Who is bawling?
Even though humans have a hard time telling which calf belongs to what cow, those mama cows know their babies. Their cries are distinctive.
This mama had been grazing calmly and slowly, making her way across the pasture, when the first cry of a calf near the woods rang out. She stopped, lifted her head, and gazed in the direction of the cry.
After a few more pleading sounds were heard, she put her head back down and went back to foraging for the best grass. Off in the distance, you could hear the desperate call of another mama. That call was no different to me from any other cow, but I guarantee that crying calf knew who was making that racket.
A short time later both moos stopped, and I was assured that the lost calf had found its mother.

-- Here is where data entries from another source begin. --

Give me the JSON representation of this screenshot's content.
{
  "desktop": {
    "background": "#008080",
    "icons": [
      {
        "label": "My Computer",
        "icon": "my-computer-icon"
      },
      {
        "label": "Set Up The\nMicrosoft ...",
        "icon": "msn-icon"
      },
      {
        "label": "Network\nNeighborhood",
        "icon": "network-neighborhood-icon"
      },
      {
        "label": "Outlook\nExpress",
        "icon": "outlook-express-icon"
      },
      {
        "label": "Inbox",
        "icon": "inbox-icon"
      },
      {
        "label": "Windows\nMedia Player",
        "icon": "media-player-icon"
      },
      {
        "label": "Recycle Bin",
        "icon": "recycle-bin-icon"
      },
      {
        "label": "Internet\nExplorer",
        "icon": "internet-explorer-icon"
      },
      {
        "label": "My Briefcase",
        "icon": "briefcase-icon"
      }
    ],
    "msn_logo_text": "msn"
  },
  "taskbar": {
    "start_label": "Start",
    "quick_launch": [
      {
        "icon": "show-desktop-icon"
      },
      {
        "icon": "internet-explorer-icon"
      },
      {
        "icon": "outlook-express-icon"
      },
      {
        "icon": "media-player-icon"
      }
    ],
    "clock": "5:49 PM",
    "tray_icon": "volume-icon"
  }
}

We, human parents, are no different. When our child laughs or cries on the playground, we know who it is that made those sounds. I can tell exactly which of my children is in the snack cabinet by the noises that come from the kitchen. I know which of my kiddos has just come into the house by the sound of their steps and how the door shuts (or slams in some cases). Our ears are trained to know when our loved ones are calling out for us. It is a very sensitive thing.
Sometimes we fail to care for the pleading of our fellow man. To us their cries sound like something that we don’t understand or that doesn’t impact us. We are like the first cow. We go about our business, trying to find the best grass, and only worrying if that crying will directly impact us.
This is a problem. You see; we are a herd of humans. Our joys and pains impact one another on a grand scale. (Don’t go thinking I am calling you all cows or something bullish.) We really do need to learn to listen for the sad sounds of our fellow man.
Yes, whining gets old. People with downer attitudes are draining. Hearing hard-luck stories can really leave you harried, but those stories, whining, and attitudes are rooted in pain that someone has experienced. Sensitivity towards their hurt could be what they need to bounce back.
Take time to notice the unheard or unvoiced cries of those around you as well. They may not bawl and screech in pain, but actions and reactions can scream volumes about the suffering of others. Sharpen your senses to better identify when those around you are in a troubled state. Don’t turn away from people you know are hurting.
Turning your back and continuing your search for greener grass makes you like that uncaring cow.
(Oops. I called you a cow. But only if you turn away from those that you can help.)
Make a goal for yourself to find ways to help those around you. Watch the prayer lists of local church bulletins; say a prayer or two or drop a kind card in the mail to someone on the list. Donate items to the Red Cross or a local food pantry. Spare some change for the bedraggled person on the street corner. Stop by the desk of that co-worker, who has been unusually quiet lately, and ask how things are going.
Ask open-ended questions of your kids or spouse each evening. No “Yes or No” questions; go with something like: “What was the craziest thing that happened to you today?” or “What have you been working on the hardest lately?” or “Did you know I really goofed up yesterday, it’s hard to make mistakes; isn’t it? Have you had any trouble this week?”
Adding intent to our receptive energy will allow us to be kinder and stronger. It will mold us into leaders and healers for those who feel hurt or lost. Don’t be like that uncaring cow; put some energy into reaching out to the lost or hurting around you. You will always find the greener pastures that way.
By: Melanie A. Peters
P.S. This is a very nice cow. She just didn’t worry about the lost calf because it wasn’t hers. She is only a cow after all. Don’t judge her.